Be careful here. In correlations for friction factors, log is usually meant as log to the basis of 10, not the natural logarithm.
D = 0.3;
k = 0.0002;
r = 10^4:10^5:10^8;
x0 = 0.01;
for i = 1:numel(r)
R = r(i);
% Define the function and its derivative
f = @(x) (1/sqrt(x))+(2*log((k/(3.7*D))+(2.51/(R*sqrt(x))))) ; % Function f(x)
df = @(x) -((1000 * R * k + 18574 * D) * sqrt(x) + 9287 * D) / (2000 * R * k * x^2 + 18574 * D * x^(3 / 2)); % First derivative f'(x)
% Newton's Method Parameters
%x0 = 0.01; % Initial guess
tol = 1e-4; % Tolerance
max_iter = 100; % Maximum iterations
%fprintf('\n===== Newton’s Method with Convergence Rate =====\n');
%fprintf('%5s %12s %12s %12s %12s %12s\n', ...

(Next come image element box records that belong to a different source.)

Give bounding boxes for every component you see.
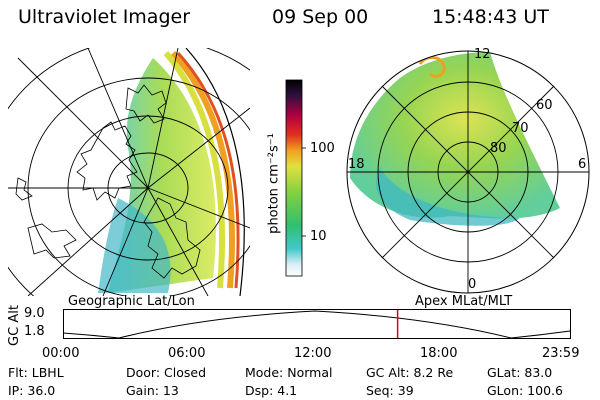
seq-info: Seq: 39 xyxy=(366,383,414,398)
colorbar-tick-100: 100 xyxy=(310,141,335,156)
right-panel-label: Apex MLat/MLT xyxy=(415,294,513,309)
mode-info: Mode: Normal xyxy=(245,365,333,380)
timeline-xtick-2359: 23:59 xyxy=(542,346,580,361)
timeline-xtick-0000: 00:00 xyxy=(42,346,80,361)
gc-alt-info: GC Alt: 8.2 Re xyxy=(366,365,454,380)
timeline-ytick-top: 9.0 xyxy=(24,306,45,321)
lat-label-70: 70 xyxy=(512,121,529,136)
polar-image xyxy=(346,50,590,294)
glon-info: GLon: 100.6 xyxy=(487,383,563,398)
colorbar-tick-10: 10 xyxy=(310,229,327,244)
lat-label-80: 80 xyxy=(490,141,507,156)
timeline-xtick-0600: 06:00 xyxy=(168,346,206,361)
lat-label-60: 60 xyxy=(536,98,553,113)
timeline-ylabel: GC Alt xyxy=(6,305,22,346)
date-label: 09 Sep 00 xyxy=(272,6,369,28)
ip-info: IP: 36.0 xyxy=(8,383,56,398)
mlt-label-18: 18 xyxy=(348,157,365,172)
colorbar xyxy=(285,79,306,277)
geographic-image xyxy=(8,48,250,296)
timeline-xtick-1800: 18:00 xyxy=(420,346,458,361)
colorbar-unit-label: photon cm⁻²s⁻¹ xyxy=(266,133,282,234)
filter-info: Flt: LBHL xyxy=(8,365,64,380)
door-info: Door: Closed xyxy=(126,365,207,380)
left-panel-label: Geographic Lat/Lon xyxy=(68,294,195,309)
timeline-plot xyxy=(63,309,571,339)
timeline-xtick-1200: 12:00 xyxy=(294,346,332,361)
mlt-label-0: 0 xyxy=(468,277,477,292)
mlt-label-6: 6 xyxy=(578,157,587,172)
dsp-info: Dsp: 4.1 xyxy=(245,383,298,398)
glat-info: GLat: 83.0 xyxy=(487,365,553,380)
timeline-ytick-bottom: 1.8 xyxy=(24,324,45,339)
mlt-label-12: 12 xyxy=(474,47,491,62)
instrument-title: Ultraviolet Imager xyxy=(18,6,191,28)
time-label: 15:48:43 UT xyxy=(432,6,549,28)
gain-info: Gain: 13 xyxy=(126,383,179,398)
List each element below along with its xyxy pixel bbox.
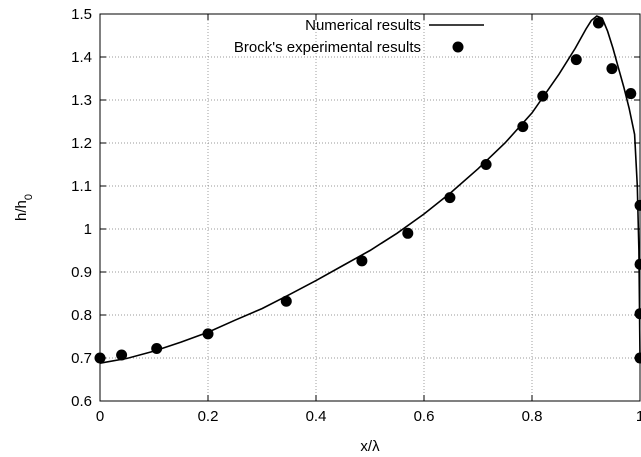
y-tick-label: 1 [84, 221, 92, 238]
legend-swatch-point [452, 41, 464, 53]
x-axis: 0 0.2 0.4 0.6 0.8 1 [96, 14, 641, 425]
y-tick-label: 1.5 [71, 6, 92, 23]
legend-label-experimental: Brock's experimental results [234, 39, 421, 56]
data-point-experimental [202, 328, 214, 340]
data-point-experimental [480, 159, 492, 170]
data-point-experimental [537, 90, 549, 102]
data-point-experimental [402, 227, 414, 239]
plot-frame [99, 13, 641, 402]
y-tick-label: 0.8 [71, 307, 92, 324]
x-tick-label: 0.4 [306, 408, 327, 425]
grid-lines [100, 14, 640, 401]
data-point-experimental [606, 63, 618, 75]
legend: Numerical results Brock's experimental re… [234, 17, 484, 56]
data-point-experimental [634, 258, 641, 270]
data-point-experimental [592, 17, 604, 29]
y-tick-label: 0.6 [71, 393, 92, 410]
y-axis-label-main: h/h [13, 200, 30, 221]
y-tick-label: 0.7 [71, 350, 92, 367]
data-point-experimental [151, 343, 163, 355]
legend-label-numerical: Numerical results [305, 17, 421, 34]
y-axis: 0.6 0.7 0.8 0.9 1 1.1 1.2 1.3 1.4 1.5 [71, 6, 640, 410]
data-point-experimental [570, 54, 582, 66]
x-tick-label: 0.6 [414, 408, 435, 425]
data-point-experimental [444, 192, 456, 204]
y-axis-label-subscript: 0 [23, 194, 35, 200]
x-tick-label: 0.2 [198, 408, 219, 425]
y-tick-label: 1.1 [71, 178, 92, 195]
y-tick-label: 1.3 [71, 92, 92, 109]
data-point-experimental [625, 88, 637, 100]
data-point-experimental [517, 121, 529, 133]
x-tick-label: 0 [96, 408, 104, 425]
data-point-experimental [634, 352, 641, 364]
x-axis-label: x/λ [360, 438, 380, 455]
series-layer [94, 15, 641, 364]
y-tick-label: 1.4 [71, 49, 92, 66]
data-point-experimental [116, 349, 128, 361]
data-point-experimental [94, 352, 106, 364]
x-tick-label: 0.8 [522, 408, 543, 425]
y-axis-label: h/h0 [13, 194, 35, 221]
series-line-numerical [99, 15, 641, 364]
y-tick-label: 0.9 [71, 264, 92, 281]
data-point-experimental [634, 199, 641, 211]
x-tick-label: 1 [636, 408, 641, 425]
data-point-experimental [634, 308, 641, 320]
data-point-experimental [356, 255, 368, 267]
data-point-experimental [280, 295, 292, 307]
y-tick-label: 1.2 [71, 135, 92, 152]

% 'Iter', 'x_n', 'f(x_n)', 'Error', 'Conv. Rate');
iter = 0; % Iteration counter
error = Inf; % Initial large error
prev_error = NaN; % Previous error for convergence rate
while error > tol
iter = iter + 1;
% Compute next approximation
x_new = x0 - f(x0) / df(x0);
% Compute error
error = abs(x_new - x0);
% Compute convergence rate
if iter > 2
conv_rate = log(error / prev_error) / log(prev_error / prev_prev_error);
else
conv_rate = NaN; % Not enough data to compute rate
end
% Print iteration details
%fprintf('%5d %12.6f %12.6f %12.6f %12.6f\n', ...
% iter, x0, f(x0), error, conv_rate);
% Update values for next iteration
prev_prev_error = prev_error;
prev_error = error;
x0 = x_new;
% Stopping condition
if abs(error) < tol
break;
end
end
X0(i) = x0;
end
plot(r,X0)
% Display final result
%fprintf('\nApproximate Root: %.6f\n', x0);
%fprintf('Total Iterations: %d\n', iter);